With the use of the learning criterion of the autoassociative neural network, signals being the response to data representing samples of coal of a given class accumulated in aggregations. These aggregations could easily be separated from each other. Classes 34.2 and 35 formed two aggregations of points each, while class 31 formed two aggregations of points in the figure and the third subarea of the figure occupied by two points. As a result, by using the analyzed criterion, we can indicate the possibility to divide the space of features into subareas occupied by different classes. In the case of using the same criterion on five-dimensional real data obtained as a result of the printed text recognition, the possibility to divide the space of features into subareas occupied by different classes could be stated. While in the case of using the same criterion on 216-dimensional real data presenting hand-written digits, this possibility could not be stated.

The most readable views were obtained using the criteria with which, as a result of learning, information on belonging of a given sample to a given class should appear at one output or several outputs.
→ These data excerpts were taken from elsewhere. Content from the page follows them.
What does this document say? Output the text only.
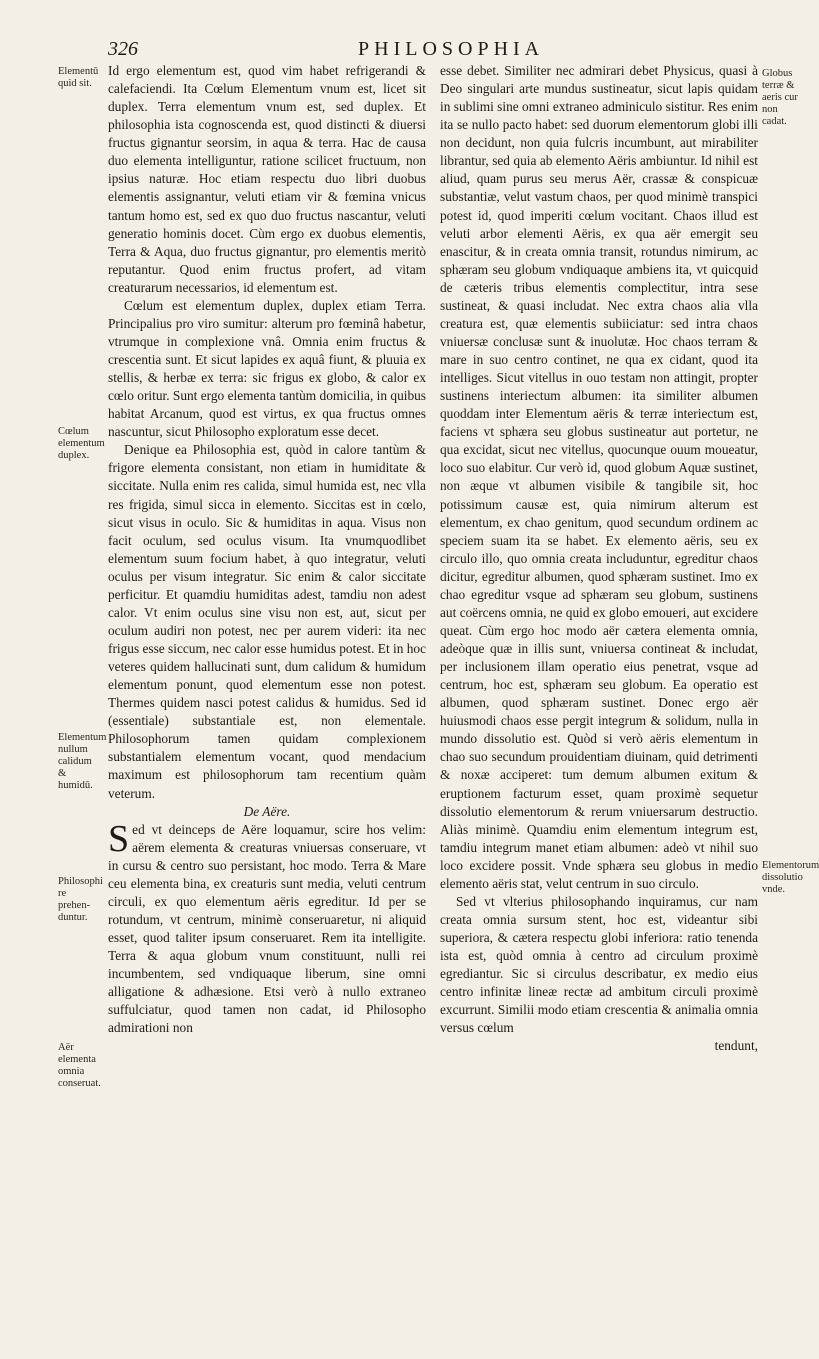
326	PHILOSOPHIA
Elementū quid sit.
Cœlum elementum duplex.
Elementum nullum calidum & humidū.
Philosophi re prehen- duntur.
Aër elementa omnia conseruat.
Globus terræ & aeris cur non cadat.
Elementorum dissolutio vnde.

Id ergo elementum est, quod vim habet refrigerandi & calefaciendi. Ita Cœlum Elementum vnum est, licet sit duplex. Terra elementum vnum est, sed duplex. Et philosophia ista cognoscenda est, quod distincti & diuersi fructus gignantur seorsim, in aqua & terra. Hac de causa duo elementa intelliguntur, ratione scilicet fructuum, non ipsius naturæ. Hoc etiam respectu duo libri duobus elementis assignantur, veluti etiam vir & fœmina vnicus tantum homo est, sed ex quo duo fructus nascantur, veluti generatio hominis docet. Cùm ergo ex duobus elementis, Terra & Aqua, duo fructus gignantur, pro elementis meritò reputantur. Quod enim fructus profert, ad vitam creaturarum necessarios, id elementum est.

Cœlum est elementum duplex, duplex etiam Terra. Principalius pro viro sumitur: alterum pro fœminâ habetur, vtrumque in complexione vnâ. Omnia enim fructus & crescentia sunt. Et sicut lapides ex aquâ fiunt, & pluuia ex stellis, & herbæ ex terra: sic frigus ex globo, & calor ex cœlo oritur. Sunt ergo elementa tantùm domicilia, in quibus habitat Arcanum, quod est virtus, ex qua fructus omnes nascuntur, sicut Philosopho exploratum esse decet.

Denique ea Philosophia est, quòd in calore tantùm & frigore elementa consistant, non etiam in humiditate & siccitate. Nulla enim res calida, simul humida est, nec vlla res frigida, simul sicca in elemento. Siccitas est in cœlo, sicut visus in oculo. Sic & humiditas in aqua. Visus non facit oculum, sed oculus visum. Ita vnumquodlibet elementum suum focium habet, à quo integratur, veluti oculus per visum integratur. Sic enim & calor siccitate perficitur. Et quamdiu humiditas adest, tamdiu non adest calor. Vt enim oculus sine visu non est, aut, sicut per oculum audiri non potest, nec per aurem videri: ita nec frigus esse siccum, nec calor esse humidus potest. Et in hoc veteres quidem hallucinati sunt, dum calidum & humidum elementum ponunt, quod elementum esse non potest. Thermes quidem nasci potest calidus & humidus. Sed id (essentiale) substantiale est, non elementale. Philosophorum tamen quidam complexionem substantialem elementum vocant, quod mendacium maximum est philosophorum tam recentium quàm veterum.

De Aëre.

Sed vt deinceps de Aëre loquamur, scire hos velim: aërem elementa & creaturas vniuersas conseruare, vt in cursu & centro suo persistant, hoc modo. Terra & Mare ceu elementa bina, ex creaturis sunt media, veluti centrum circuli, ex quo elementum aëris egreditur. Id per se rotundum, vt centrum, minimè conseruaretur, ni aliquid esset, quod taliter ipsum conseruaret. Rem ita intelligite. Terra & aqua globum vnum constituunt, nulli rei incumbentem, sed vndiquaque liberum, sine omni alligatione & adhæsione. Etsi verò à nullo extraneo suffulciatur, quod tamen non cadat, id Philosopho admirationi non

esse debet. Similiter nec admirari debet Physicus, quasi à Deo singulari arte mundus sustineatur, sicut lapis quidam in sublimi sine omni extraneo adminiculo sistitur. Res enim ita se nullo pacto habet: sed duorum elementorum globi illi non decidunt, non quia fulcris incumbunt, aut mirabiliter librantur, sed quia ab elemento Aëris ambiuntur. Id nihil est aliud, quam purus seu merus Aër, crassæ & conspicuæ substantiæ, velut vastum chaos, per quod minimè transpici potest id, quod imperiti cœlum vocitant. Chaos illud est veluti arbor elementi Aëris, ex qua aër emergit seu enascitur, & in creata omnia transit, rotundus nimirum, ac sphæram seu globum vndiquaque ambiens ita, vt quicquid de cæteris tribus elementis complectitur, intra sese sustineat, & quasi includat. Nec extra chaos alia vlla creatura est, quæ elementis subiiciatur: sed intra chaos vniuersæ conclusæ sunt & inuolutæ. Hoc chaos terram & mare in suo centro continet, ne qua ex cidant, quod ita intelliges. Sicut vitellus in ouo testam non attingit, propter sustinens interiectum albumen: ita similiter albumen quoddam inter Elementum aëris & terræ interiectum est, faciens vt sphæra seu globus sustineatur aut portetur, ne qua excidat, sicut nec vitellus, quocunque ouum moueatur, loco suo elabitur. Cur verò id, quod globum Aquæ sustinet, non æque vt albumen visibile & tangibile sit, hoc potissimum causæ est, quia nimirum alterum est elementum, ex chao genitum, quod secundum ordinem ac speciem suam ita se habet. Ex elemento aëris, seu ex circulo illo, quo omnia creata includuntur, egreditur chaos dicitur, egreditur albumen, quod sphæram sustinet. Imo ex chao egreditur vsque ad sphæram seu globum, sustinens aut coërcens omnia, ne quid ex globo emoueri, aut excidere queat. Cùm ergo hoc modo aër cætera elementa omnia, adeòque quæ in illis sunt, vniuersa contineat & includat, per inclusionem illam operatio eius penetrat, vsque ad centrum, hoc est, sphæram seu globum. Ea operatio est albumen, quod sphæram sustinet. Donec ergo aër huiusmodi chaos esse pergit integrum & solidum, nulla in mundo dissolutio est. Quòd si verò aëris elementum in chao suo secundum prouidentiam diuinam, quid detrimenti & noxæ acciperet: tum demum albumen exitum & eruptionem facturum esset, quam proximè sequetur dissolutio elementorum & rerum vniuersarum destructio. Aliàs minimè. Quamdiu enim elementum integrum est, tamdiu integrum manet etiam albumen: adeò vt nihil suo loco excidere possit. Vnde sphæra seu globus in medio elemento aëris stat, velut centrum in suo circulo.

Sed vt vlterius philosophando inquiramus, cur nam creata omnia sursum stent, hoc est, videantur sibi superiora, & cætera respectu globi inferiora: ratio tenenda ista est, quòd omnia à centro ad circulum proximè egrediantur. Sic si circulus describatur, ex medio eius centro infinitæ lineæ rectæ ad ambitum circuli proximè excurrunt. Similii modo etiam crescentia & animalia omnia versus cœlum

tendunt,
In the case of the use of these criteria, views in which each of classes formed one aggregation were obtained. These aggregations could be separated from each other in a way that is significantly more readable than with the use of the remaining criteria. As a result, by using these criteria, we can indicate the possibility to divide the space of features into subareas occupied by different classes in a way more readable than with the use of the remaining criteria.

Even such a seemingly nonsensical learning criterion, in which the output value is to be equal to a random value attributed to a given sample, can lead to obtaining information on data.

The more accurate network’s learning, omitting even the phenomenon of the network over-learning, does not have to cause an increase in the readability of the qualitative analysis results. It may also cause deterioration in the readability of the qualitative analysis results. Therefore, with this kind of analysis, the attention should not be paid to the degree of the network’s learning.

In exceptional cases, even the network without learning (before the learning process starts) allows obtaining readable results of the qualitative analysis of multidimensional data through its visualization.

From the point of view of the analysis conducted in the paper, it is not important how much of information contained in multidimensional data will be retained in the obtained view. Moreover, it can be assumed that the more general information will be retained, the less readable can be the result of the specific targeted analysis. Therefore, to evaluate the effectiveness of qualitative analysis it is best to use the criterion allow evaluating solely the readability of this analysis.

During the analysis of randomly selected 20 sets of multidimensional data obtained from one of publicly available repositories, interesting results were obtained. Use of the learning criterion of the autoassociative neural network allowed to obtain information on the possibility to divide the space of features in the case of six data sets (30%). The same information in the case of two learning criteria, in which the information on belonging of a sample to a given class should appears at one output or at two outputs as a result of learning, was obtained in the case of 12 data sets (60%). Using a criterion in which the network has one output at which the value is to be equal to the random value attributed to each sample depicts the most surprising result. In the case of using this criterion, information on the possibility to divide the space of features was obtained in the case of three data sets (15%). This means that using such a seemingly absurd criterion allows obtaining the searched information only twice less frequently than in the case of the autoassociative neural network.